The activity for this month’s Expressive Arts Carnival is:
Through drawing, painting, or any other visual means, create an image about how you are feeling in the moment. Try not to think about this. The purpose is to create an image by paying attention to your feelings. Also, please try not to judge your feelings. Whatever your feelings are when you decide to make the image is where you are. And whatever comes out will be okay. If you get stuck, try just picking up a color and exploring. With your entry, please also include a couple of sentences saying what the process was like for you which will accompany your art.
In my last post I used this photo to represent how I was feeling. That blurring, whizzing, frantic pace of thoughts was in the moment.

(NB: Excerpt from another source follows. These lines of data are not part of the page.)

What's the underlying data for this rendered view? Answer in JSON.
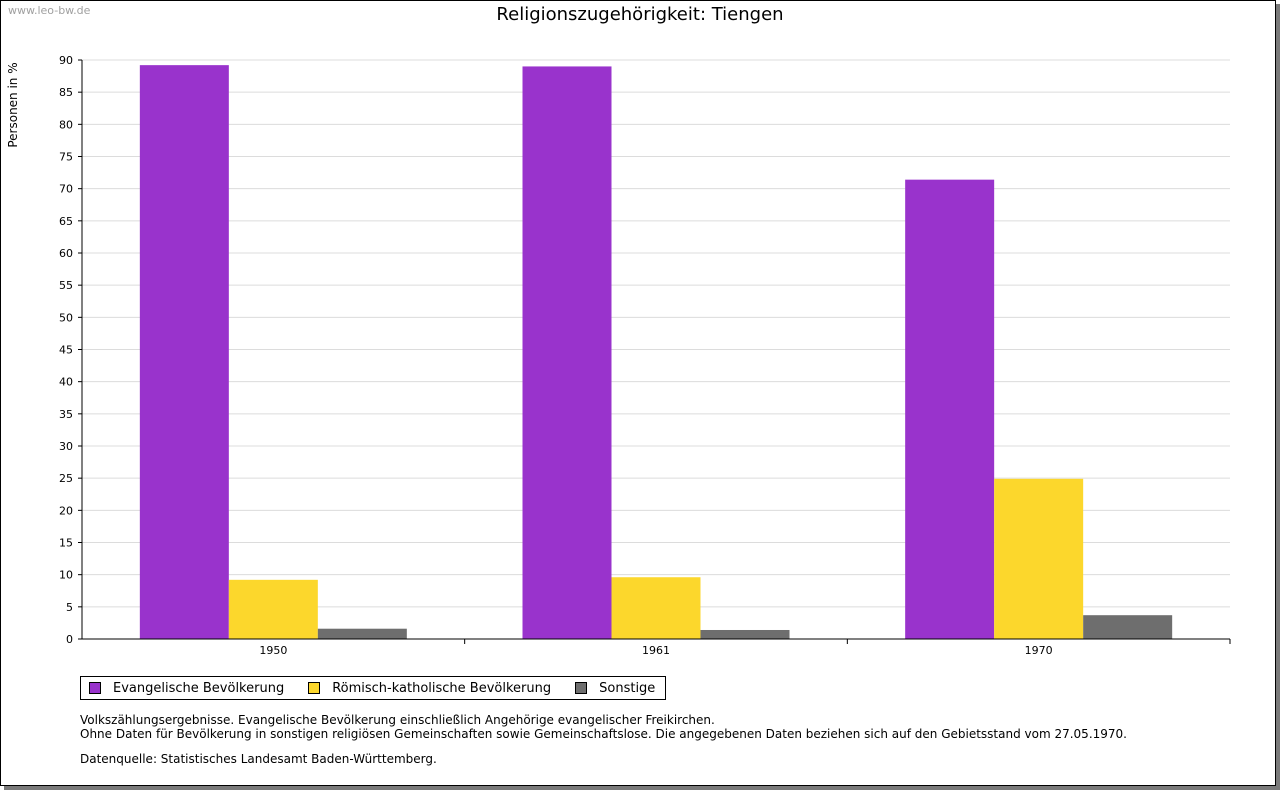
{
  "watermark": "www.leo-bw.de",
  "chart_data": {
    "type": "bar",
    "title": "Religionszugehörigkeit: Tiengen",
    "ylabel": "Personen in %",
    "xlabel": "",
    "categories": [
      "1950",
      "1961",
      "1970"
    ],
    "series": [
      {
        "name": "Evangelische Bevölkerung",
        "color": "#9933cc",
        "values": [
          89.2,
          89.0,
          71.4
        ]
      },
      {
        "name": "Römisch-katholische Bevölkerung",
        "color": "#fcd72c",
        "values": [
          9.2,
          9.6,
          24.9
        ]
      },
      {
        "name": "Sonstige",
        "color": "#6e6e6e",
        "values": [
          1.6,
          1.4,
          3.7
        ]
      }
    ],
    "ylim": [
      0,
      90
    ],
    "yticks": [
      0,
      5,
      10,
      15,
      20,
      25,
      30,
      35,
      40,
      45,
      50,
      55,
      60,
      65,
      70,
      75,
      80,
      85,
      90
    ],
    "grid": true,
    "legend_position": "bottom-left"
  },
  "notes": [
    "Volkszählungsergebnisse. Evangelische Bevölkerung einschließlich Angehörige evangelischer Freikirchen.",
    "Ohne Daten für Bevölkerung in sonstigen religiösen Gemeinschaften sowie Gemeinschaftslose. Die angegebenen Daten beziehen sich auf den Gebietsstand vom 27.05.1970."
  ],
  "source": "Datenquelle: Statistisches Landesamt Baden-Württemberg."
}
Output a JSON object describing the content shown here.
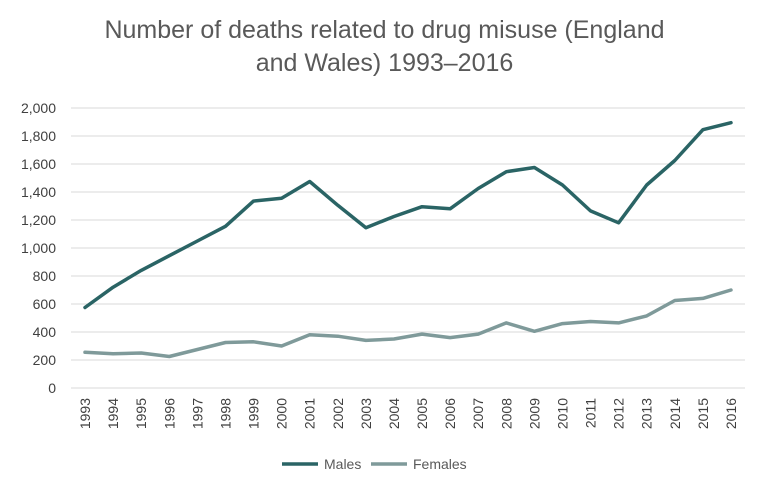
{
  "chart_data": {
    "type": "line",
    "title_lines": [
      "Number of deaths related to drug misuse (England",
      "and Wales) 1993–2016"
    ],
    "x": [
      "1993",
      "1994",
      "1995",
      "1996",
      "1997",
      "1998",
      "1999",
      "2000",
      "2001",
      "2002",
      "2003",
      "2004",
      "2005",
      "2006",
      "2007",
      "2008",
      "2009",
      "2010",
      "2011",
      "2012",
      "2013",
      "2014",
      "2015",
      "2016"
    ],
    "series": [
      {
        "name": "Males",
        "color": "#2a6465",
        "values": [
          575,
          720,
          840,
          945,
          1050,
          1155,
          1335,
          1355,
          1475,
          1305,
          1145,
          1225,
          1295,
          1280,
          1425,
          1545,
          1575,
          1450,
          1265,
          1180,
          1450,
          1625,
          1845,
          1895
        ]
      },
      {
        "name": "Females",
        "color": "#7f9a9a",
        "values": [
          255,
          245,
          250,
          225,
          275,
          325,
          330,
          300,
          380,
          370,
          340,
          350,
          385,
          360,
          385,
          465,
          405,
          460,
          475,
          465,
          515,
          625,
          640,
          700
        ]
      }
    ],
    "ylim": [
      0,
      2000
    ],
    "yticks": [
      "0",
      "200",
      "400",
      "600",
      "800",
      "1,000",
      "1,200",
      "1,400",
      "1,600",
      "1,800",
      "2,000"
    ],
    "grid": true,
    "legend_position": "bottom"
  }
}
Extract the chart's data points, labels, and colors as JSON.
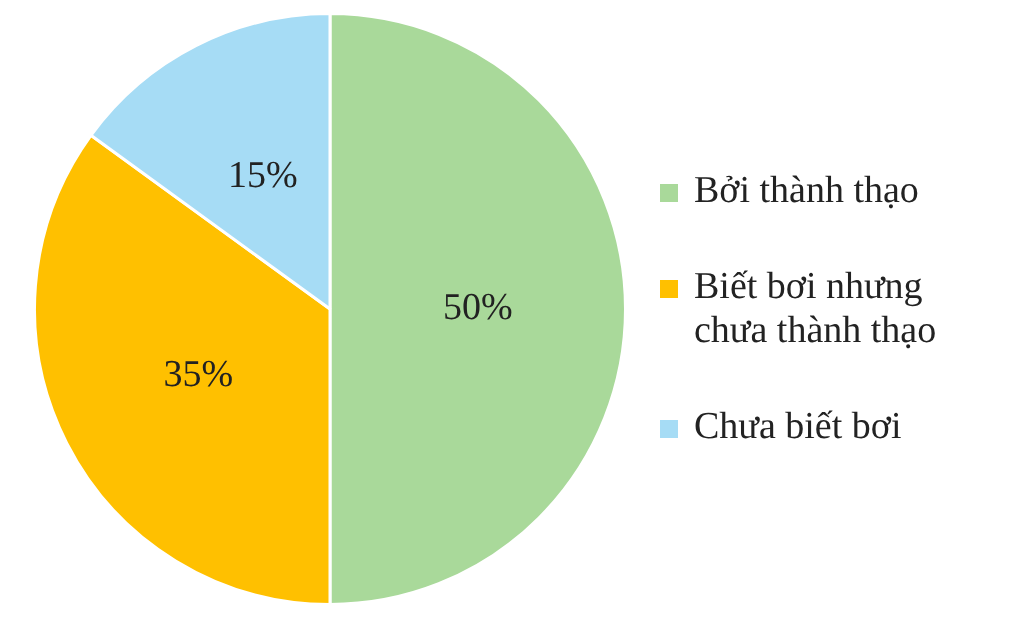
{
  "chart_data": {
    "type": "pie",
    "categories": [
      "Bởi thành thạo",
      "Biết bơi nhưng chưa thành thạo",
      "Chưa biết bơi"
    ],
    "values": [
      50,
      35,
      15
    ],
    "colors": [
      "#a9d99a",
      "#ffc000",
      "#a6dcf5"
    ],
    "value_labels": [
      "50%",
      "35%",
      "15%"
    ],
    "legend": "right"
  }
}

It was funny, actually, doing this activity – I thought about it a lot over the month, and how I’d represent how I was feeling at different moments. If I was to choose another image to represent how I’m feeling today, I’d go with this one:
The reason I chose a different image today is that, while the blurring and whizzing and frantic pace is still there, I’m now seeing it slightly differently. I’m starting to be able to see through it to the world around me. Plus I’ve booked a short holiday for myself in between jobs, which I’m hoping will be calming and restorative, much like the garden is to me here. I never was much good at spinning, blurring, whizzing. As a child even the swings made me motion sick!! I’m glad I’m starting to see through it, even if it’s not all dealt with, at least I can start to see beyond it.
I can’t take credit for these images, though I do take credit for connecting them to my feelings. Sometimes that’s a giant leap forward for survivors.